Appendix: How to avoid redundant compiles for benchmarks and integration tests

To be clear, this is way more important for benchmarks (which always compile as release and have a costly link phase).

Say you have a directory structure like the following:

mycrate
 ├── src
 │   └── lib.rs
 | ...
 ├── benches
 │   ├── bench0.rs
 |   ├── bench1.rs
 │   └── bench2.rs
 ├── tests
 │   ├── test0.rs
 |   ├── test1.rs
 │   └── test2.rs
 └── ...

When you run your integration tests or benchmarks, each of test0, test1, test2 or bench0, bench1, bench2 is compiled as it's own crate that runs the tests in question and exits.

That means 3 benchmark executables are built on release settings, and 3 integration test executables.

If you've ever tried to add a piece of shared utility code into your integration tests, only to have cargo (falsely) complain that it is dead code: this is why. Even if test0.rs and test2.rs both use the utility function, unless every test crate uses every shared utility, the crate that doesn't will complain.

(Aside: This turns out to be an unintentional secondary benefit of this approach -- easier shared code among tests, without having to put a #![allow(dead_code)] in your utils.rs. We haven't hit that very much here, since we tend to stick to unit tests, but it came up in mentat several times, and is a frequent complaint people have)

Anyway, the solution here is simple: Create a new crate. If you were working in components/mycrate and you want to add some integration tests or benchmarks, you should do cargo new --lib testing/separated/mycrate-test (or .../mycrate-bench).

Delete .../mycrate-test/src/lib.rs. Yep, really, we're making a crate that only has integration tests/benchmarks (See the "FAQ0" section at the bottom of the file if you're getting incredulous).

Now, add a src/tests.rs or a src/benches.rs. This file should contain mod foo; declarations for each submodule containing tests/benchmarks, if any.

For benches, this is also where you set up the benchmark harness (refer to benchmark library docs for how).

Now, for a test, add: into your Cargo.toml

[[test]]
name = "mycrate-test"
path = "src/tests.rs"

and for a benchmark, add:

[[test]]
name = "mycrate-benches"
path = "src/benches.rs"
harness = false

Because we aren't using src/lib.rs, this is what declares which file is the root of the test/benchmark crate. Because there's only one target (unlike with tests/* / benches/* under default settings), this will compile more quickly.

Additionally, src/tests.rs and src/benches.rs will behave like a normal crate, the only difference being that they don't produce a lib, and that they're triggered by cargo test/cargo run respectively.

FAQ0: Why put tests/benches in src/* instead of disabling autotests/autobenches

Instead of putting tests/benchmarks inside src, we could just delete the src dir outright, and place everything in tests/benches.

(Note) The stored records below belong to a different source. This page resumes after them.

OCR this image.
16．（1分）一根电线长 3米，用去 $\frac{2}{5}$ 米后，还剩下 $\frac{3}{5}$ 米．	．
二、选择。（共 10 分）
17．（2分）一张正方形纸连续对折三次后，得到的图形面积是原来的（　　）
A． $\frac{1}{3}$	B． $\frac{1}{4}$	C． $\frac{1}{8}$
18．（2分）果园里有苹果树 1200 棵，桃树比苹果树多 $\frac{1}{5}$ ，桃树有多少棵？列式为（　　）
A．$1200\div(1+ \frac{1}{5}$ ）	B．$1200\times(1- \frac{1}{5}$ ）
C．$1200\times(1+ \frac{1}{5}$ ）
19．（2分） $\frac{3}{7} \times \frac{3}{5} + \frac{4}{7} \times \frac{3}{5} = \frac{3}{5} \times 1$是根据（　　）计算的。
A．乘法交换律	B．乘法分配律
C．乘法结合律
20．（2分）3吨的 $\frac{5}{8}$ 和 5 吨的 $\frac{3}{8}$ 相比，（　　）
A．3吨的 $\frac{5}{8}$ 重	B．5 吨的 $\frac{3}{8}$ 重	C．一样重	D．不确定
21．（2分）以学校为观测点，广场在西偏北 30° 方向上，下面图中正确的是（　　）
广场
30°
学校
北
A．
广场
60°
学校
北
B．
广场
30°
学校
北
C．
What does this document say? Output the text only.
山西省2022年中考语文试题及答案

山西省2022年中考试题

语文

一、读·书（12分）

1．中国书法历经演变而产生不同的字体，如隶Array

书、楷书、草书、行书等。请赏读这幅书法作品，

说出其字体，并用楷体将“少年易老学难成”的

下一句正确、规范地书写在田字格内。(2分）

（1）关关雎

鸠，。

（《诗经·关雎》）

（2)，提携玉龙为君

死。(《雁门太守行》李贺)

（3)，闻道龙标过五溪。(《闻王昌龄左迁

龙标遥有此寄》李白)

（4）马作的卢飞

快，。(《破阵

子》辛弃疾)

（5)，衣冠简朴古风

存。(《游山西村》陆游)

Then, to get the same one-rebuild-per-file behavior that we'll get in src, we need to add autotests = false or autobenches = false to our Cargo.toml, adding a root tests/tests.rs (or benches/benches.rs) containing mod decls for all submodules, and finally by referencing that "root" in the Cargo.toml [[tests]] / [[benches]] list, exactly the same way we did for using src/*.

This would work, and on the surface, using tests/*.rs and benches/*.rs seems more consistent, so it seems weird to use src/*.rs for these files.

My reasoning is as follows: Almost universally, tests/*.rs, examples/*.rs, benches/*.rs, etc. are automatic. If you add a test into the tests folder, it will run without anything else.

If we're going to set up one-build-per-{test,bench}suite as I described, this fundamentally cannot be true. In this paradigm, if you add a test file named blah.rs, you must add a mod blah it to the parent module.

It seems both confusing and error-prone to use tests/*, but have it behave that way, however this is absolutely the normal behavior for files in src/*.rs -- When you add a file, you then need to add it to it's parent module, and this is something Rust programmers are pretty used to.

(In fact, we even replicated this behavior (for no reason) in the places integration tests, and added the mod declarations to a "controlling" parent module -- It seems weird to be in an environment where this isn't required)

So, that's why. This way, we make it way less likely that you add a test file to some directory, and have it get ignored because you didn't realize that in this one folder, you need to add a mod mytest into a neighboring tests.rs.